Neil Greenberg is an academic psychiatrist, who is a specialist in the understanding and management of psychological trauma, occupational mental ill-health and post traumatic stress disorder. Greenberg works with King's College London and served as the President of the UK Psychological Trauma Society from 2014 to 2017 and he led the 2023 World Psychiatric Association's position statement on mental health at work. He also runs the psychological health consultancy March on Stress. He is also the immediate past Chair of the Royal College of Psychiatrists Special Interest Group in Occupational Psychiatry. During the 2020 COVID pandemic, Greenberg was part of the NHS England and Improvement Wellbeing Team and contributed to the national response to protect the mental health of NHS workers.
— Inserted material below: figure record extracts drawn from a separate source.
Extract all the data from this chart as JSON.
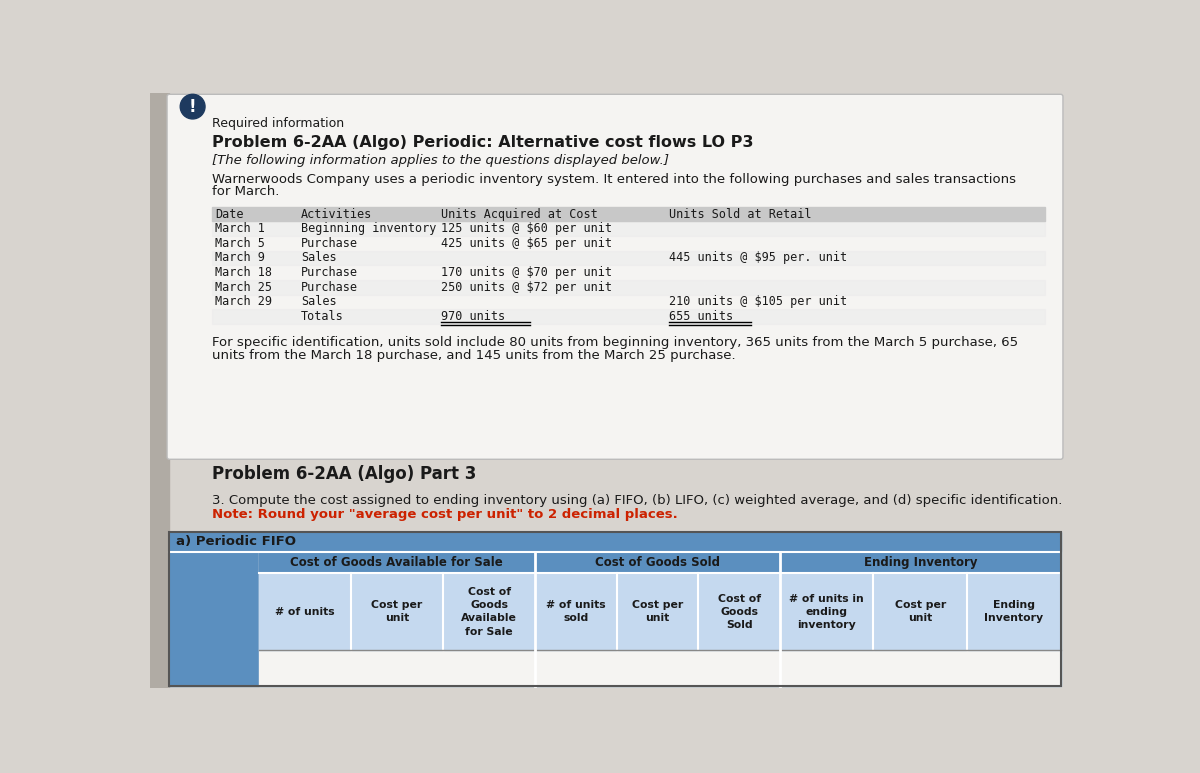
{
  "page_bg": "#d8d4cf",
  "card_bg": "#f5f4f2",
  "white": "#ffffff",
  "dark_navy": "#1e3a5f",
  "light_blue": "#6fa0cc",
  "medium_blue": "#5b8fbf",
  "fifo_bg": "#5b8fbf",
  "fifo_header_bg": "#4a7dae",
  "cell_bg": "#c5d9ef",
  "red_text": "#cc2200",
  "dark_text": "#1a1a1a",
  "table_header_bg": "#c8c8c8",
  "left_panel_bg": "#b0aba4",
  "required_info": "Required information",
  "problem_title": "Problem 6-2AA (Algo) Periodic: Alternative cost flows LO P3",
  "subtitle": "[The following information applies to the questions displayed below.]",
  "table1_rows": [
    [
      "March 1",
      "Beginning inventory",
      "125 units @ $60 per unit",
      ""
    ],
    [
      "March 5",
      "Purchase",
      "425 units @ $65 per unit",
      ""
    ],
    [
      "March 9",
      "Sales",
      "",
      "445 units @ $95 per. unit"
    ],
    [
      "March 18",
      "Purchase",
      "170 units @ $70 per unit",
      ""
    ],
    [
      "March 25",
      "Purchase",
      "250 units @ $72 per unit",
      ""
    ],
    [
      "March 29",
      "Sales",
      "",
      "210 units @ $105 per unit"
    ],
    [
      "",
      "Totals",
      "970 units",
      "655 units"
    ]
  ],
  "specific_line1": "For specific identification, units sold include 80 units from beginning inventory, 365 units from the March 5 purchase, 65",
  "specific_line2": "units from the March 18 purchase, and 145 units from the March 25 purchase.",
  "part3_title": "Problem 6-2AA (Algo) Part 3",
  "question3": "3. Compute the cost assigned to ending inventory using (a) FIFO, (b) LIFO, (c) weighted average, and (d) specific identification.",
  "note_text": "Note: Round your \"average cost per unit\" to 2 decimal places.",
  "fifo_label": "a) Periodic FIFO",
  "sub_labels_g1": [
    "# of units",
    "Cost per\nunit",
    "Cost of\nGoods\nAvailable\nfor Sale"
  ],
  "sub_labels_g2": [
    "# of units\nsold",
    "Cost per\nunit",
    "Cost of\nGoods\nSold"
  ],
  "sub_labels_g3": [
    "# of units in\nending\ninventory",
    "Cost per\nunit",
    "Ending\nInventory"
  ],
  "group_labels": [
    "Cost of Goods Available for Sale",
    "Cost of Goods Sold",
    "Ending Inventory"
  ]
}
Greenberg served in the UK Armed Forces for 23 years and during his service was part of the team to develop peer led traumatic stress support packages, most notably trauma risk management (TRiM), for which he was awarded the Gilbert Blane Medal. In 2023 he was awarded a prestigious honorary Fellowship of the Royal College of Physicians of Ireland.
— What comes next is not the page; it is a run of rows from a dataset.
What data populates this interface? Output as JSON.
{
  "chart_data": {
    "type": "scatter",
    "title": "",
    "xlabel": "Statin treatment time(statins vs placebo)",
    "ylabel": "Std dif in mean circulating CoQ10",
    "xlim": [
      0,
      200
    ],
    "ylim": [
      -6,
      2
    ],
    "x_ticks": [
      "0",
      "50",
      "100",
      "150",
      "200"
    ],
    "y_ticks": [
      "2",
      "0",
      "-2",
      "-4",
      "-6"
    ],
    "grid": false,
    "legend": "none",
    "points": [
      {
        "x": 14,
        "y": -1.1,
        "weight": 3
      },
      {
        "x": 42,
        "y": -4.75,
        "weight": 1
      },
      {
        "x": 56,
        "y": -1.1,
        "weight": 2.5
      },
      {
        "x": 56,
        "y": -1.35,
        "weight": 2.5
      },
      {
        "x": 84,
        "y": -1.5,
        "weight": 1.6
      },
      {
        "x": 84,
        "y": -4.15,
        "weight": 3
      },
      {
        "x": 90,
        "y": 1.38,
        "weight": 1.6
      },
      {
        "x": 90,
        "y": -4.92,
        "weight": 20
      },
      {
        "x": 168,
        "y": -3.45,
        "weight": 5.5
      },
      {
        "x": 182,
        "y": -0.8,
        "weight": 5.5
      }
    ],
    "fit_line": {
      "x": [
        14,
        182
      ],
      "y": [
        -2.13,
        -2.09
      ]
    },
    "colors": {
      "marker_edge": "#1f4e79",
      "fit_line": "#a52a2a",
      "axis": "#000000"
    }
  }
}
Greenberg is a specialist in the field of trauma and mental health, and has published more than 400 scientific papers and book chapters.
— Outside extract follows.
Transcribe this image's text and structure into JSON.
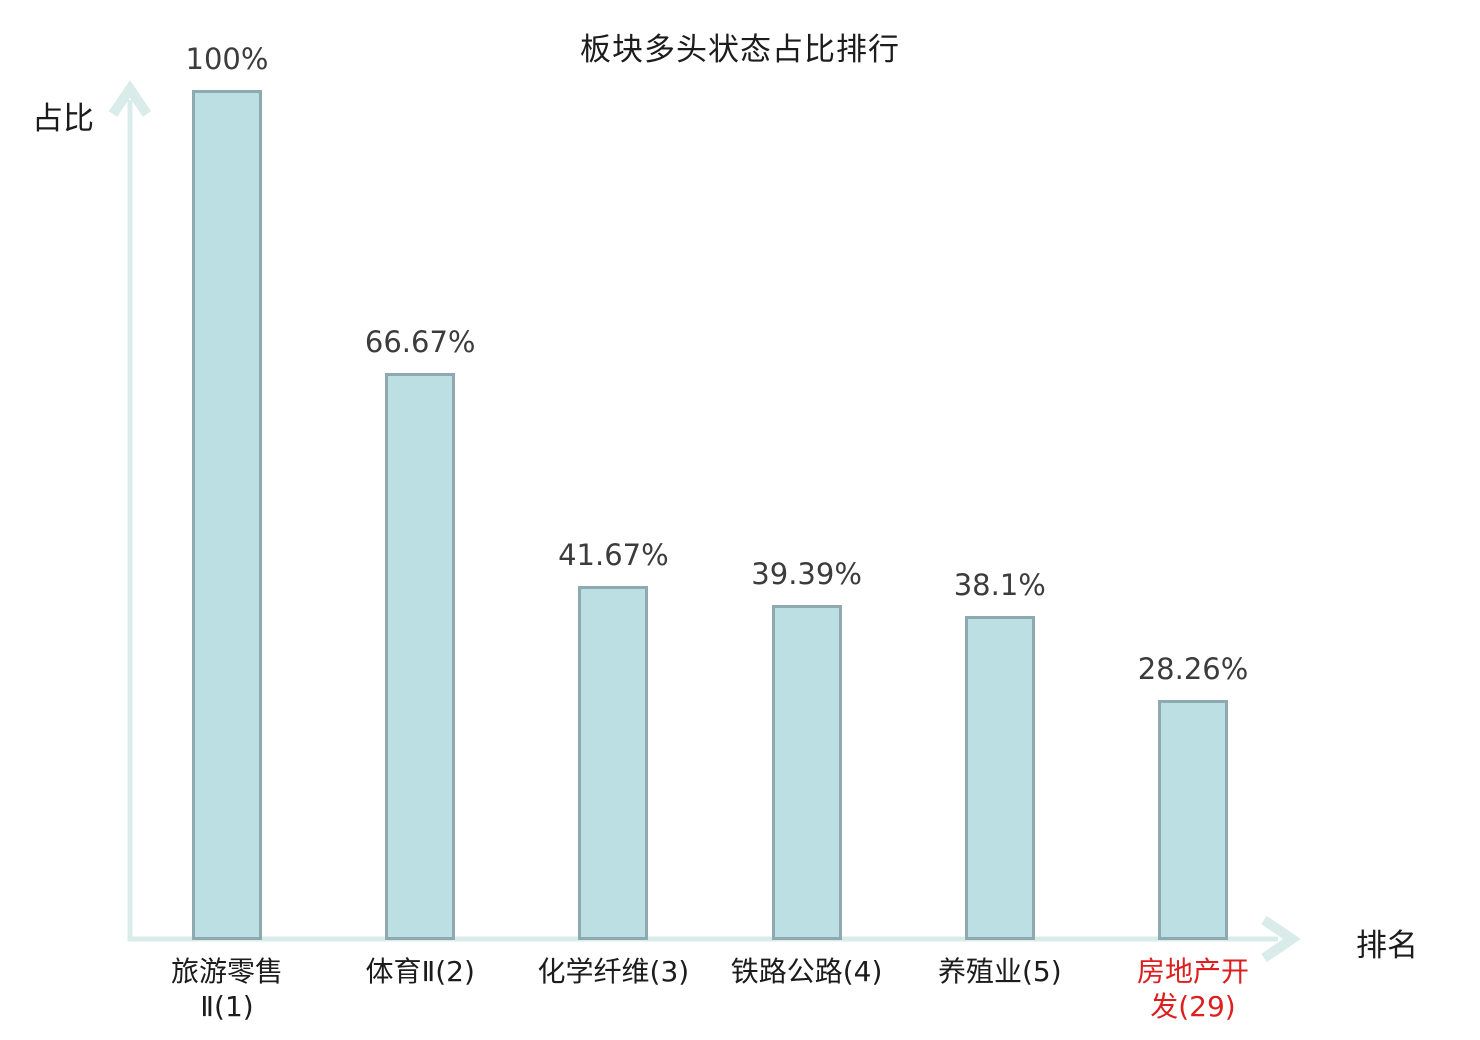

Some of his recent academic work includes writing extensively about protecting the mental health of NHS staff and continuing to write about the mental health of employees more generally. He has also published extensively of the use of trauma risk management including being the senior author of a paper published in the Journal of Occupational Medicine in May 2015.

He has also led a comprehensive review paper published in the British Medical Bulletin on PTSD and led a paper published in the Journal of Mental Health in 2015 which examined the potential mental health consequences for Ebola workers in West Africa. More recent publications include ones on moral injury in prison staff and the psychosocial impacts of disaster compensation processes.

He regularly provides commentary in the media on the subjects of mental health, trauma and post traumatic stress disorder.

He is also a lead advisor to UK charity Hostage UK and is a trustee with the Society of Occupational Medicine and the Faculty of Occupational Medicine

Greenberg was the Royal College of Psychiatrists Lead for Trauma and the Military and was shortlisted for the Royal College of Psychiatrists, psychiatrist of the year 2015. The mental health team he led, which provided mental health support for the London Nightingale Hospital in 2020 during the Covid pandemic, won the Royal College of Psychiatrists Team of the Year (adult psychiatry) in 2021.